Cass was moved. “But why…” she began, then hesitated, unsure how to proceed.
James proceeded for her. “We originally thought of it as a wedding gift,” he explained, “but when we heard you were to meet Tom at Godmersham, Anne suggested we give it to you now, so that you can wear it while you are there. It is a long time since you have had a new shawl, our mother informs me, and I know that neither you nor Jenny ever asks for anything.”
“Oh, thank you, thank you,” repeated Cass. “Thank you both.”
“Come, try it on,” urged James.
Anne helped Cass set the shawl around her shoulders. Cass, pink with pleasure, paraded in the restricted space. “Is it not fine stuff?” she asked, swishing it as she walked. “I can hardly feel it. It is the very best Indian silk. James, you have spent much too much money on me, you know.”
Jenny’s delight in the gift was tempered by her brother’s words. It was true that she and Cass never asked for anything. It was the responsibility of other people to notice their needs and supply them, because they had no money of their own.
It was a timely reminder. Feeling ungrateful and ungenerous, and aware that such feelings would never have occurred to Cassandra, Jenny wondered if anyone would remember when she was twenty-one and was going visiting, or collecting her trousseau, that an expensive Indian shawl might be welcome in her wardrobe.
How satisfying it must be, she thought, to have some money, however little, that one has earned oneself!
“And you shall wear it at Godmersham?” Anne was asking Cass.
“Of course! I am impatient already to show it to Tom.”
“You look very well in it, my dear,” observed Mama proudly. “If Tom’s company makes you as radiant in Kent as you are at this moment, the entire county will flock there to marvel at your beauty. I could not wish for a lovelier daughter.”
Anne laughed uneasily. “Are you forgetting Jenny is here?”
“H
ow could I?” Mama looked at Jenny approvingly. “My Jenny has her own beauty.”
Jenny decided to take advantage of the public situation and her mother’s mellow mood. “When shall I visit Kent, Mama?”
Mama paused before she said, “When Cassandra and Tom are married, perhaps.”
“But that could be years!” exclaimed Jenny unthinkingly. “I mean, that is…”
“Yes, it could,” said Mama. “So in the meantime you must await an invitation from Edward and Elizabeth. It is not for us to make their arrangements for them.”
Nobody reminded her that the arrangement for Cassandra to meet Tom at Godmersham had been made by the Reverend. “But, Mama,” continued Jenny, “I so wish I could go alone, now I am grown up.”
“You are not nineteen yet,” said Mama reasonably. “You have plenty of time for parading yourself at Godmersham or any other place. Anne, could I trouble you for a glass of water? I think I shall take a powder; my stomach is weak today. But you know, Jenny, the place I would most like to take you to is not Kent, but Bath. The liveliness of that city never diminishes, however many times one goes there. But Papa does nothing about arranging it.”
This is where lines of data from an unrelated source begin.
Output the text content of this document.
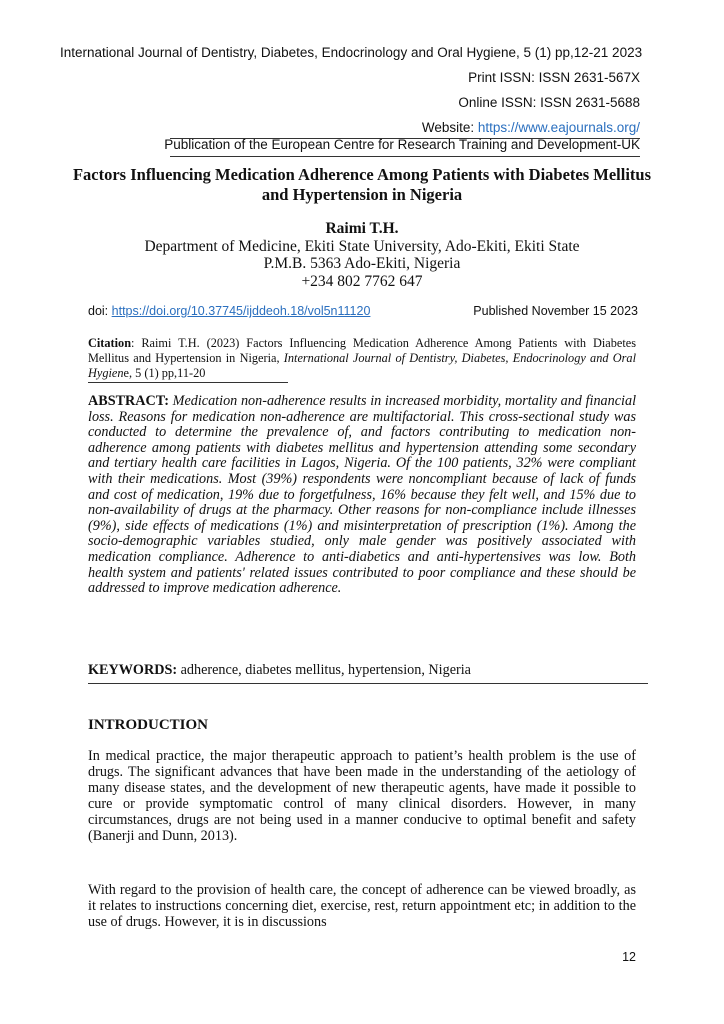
International Journal of Dentistry, Diabetes, Endocrinology and Oral Hygiene, 5 (1) pp,12-21 2023
Print ISSN: ISSN 2631-567X
Online ISSN: ISSN 2631-5688
Website: https://www.eajournals.org/
Publication of the European Centre for Research Training and Development-UK
Factors Influencing Medication Adherence Among Patients with Diabetes Mellitus and Hypertension in Nigeria
Raimi T.H.
Department of Medicine, Ekiti State University, Ado-Ekiti, Ekiti State
P.M.B. 5363 Ado-Ekiti, Nigeria
+234 802 7762 647
doi: https://doi.org/10.37745/ijddeoh.18/vol5n11120	Published November 15 2023
Citation: Raimi T.H. (2023) Factors Influencing Medication Adherence Among Patients with Diabetes Mellitus and Hypertension in Nigeria, International Journal of Dentistry, Diabetes, Endocrinology and Oral Hygiene, 5 (1) pp,11-20
ABSTRACT: Medication non-adherence results in increased morbidity, mortality and financial loss. Reasons for medication non-adherence are multifactorial. This cross-sectional study was conducted to determine the prevalence of, and factors contributing to medication non-adherence among patients with diabetes mellitus and hypertension attending some secondary and tertiary health care facilities in Lagos, Nigeria. Of the 100 patients, 32% were compliant with their medications. Most (39%) respondents were noncompliant because of lack of funds and cost of medication, 19% due to forgetfulness, 16% because they felt well, and 15% due to non-availability of drugs at the pharmacy. Other reasons for non-compliance include illnesses (9%), side effects of medications (1%) and misinterpretation of prescription (1%). Among the socio-demographic variables studied, only male gender was positively associated with medication compliance. Adherence to anti-diabetics and anti-hypertensives was low. Both health system and patients' related issues contributed to poor compliance and these should be addressed to improve medication adherence.
KEYWORDS: adherence, diabetes mellitus, hypertension, Nigeria
INTRODUCTION
In medical practice, the major therapeutic approach to patient’s health problem is the use of drugs. The significant advances that have been made in the understanding of the aetiology of many disease states, and the development of new therapeutic agents, have made it possible to cure or provide symptomatic control of many clinical disorders. However, in many circumstances, drugs are not being used in a manner conducive to optimal benefit and safety (Banerji and Dunn, 2013).
With regard to the provision of health care, the concept of adherence can be viewed broadly, as it relates to instructions concerning diet, exercise, rest, return appointment etc; in addition to the use of drugs. However, it is in discussions
12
Jenny had no wish to visit the city of Bath. One brief stay there had convinced her that if “liveliness” meant hot, smelly rooms full of painted women vying with one another to capture the most foppish of the men, she would happily trade them for the “dullness” of Steventon. She disliked cards, rich food made her queasy, and whenever she returned from going about the Bath streets she had to dry her stockings.
“It never stops raining in Bath,” she said crossly. “And the puddles are the deepest and dirtiest in the kingdom. James hates it too, do you not, James?”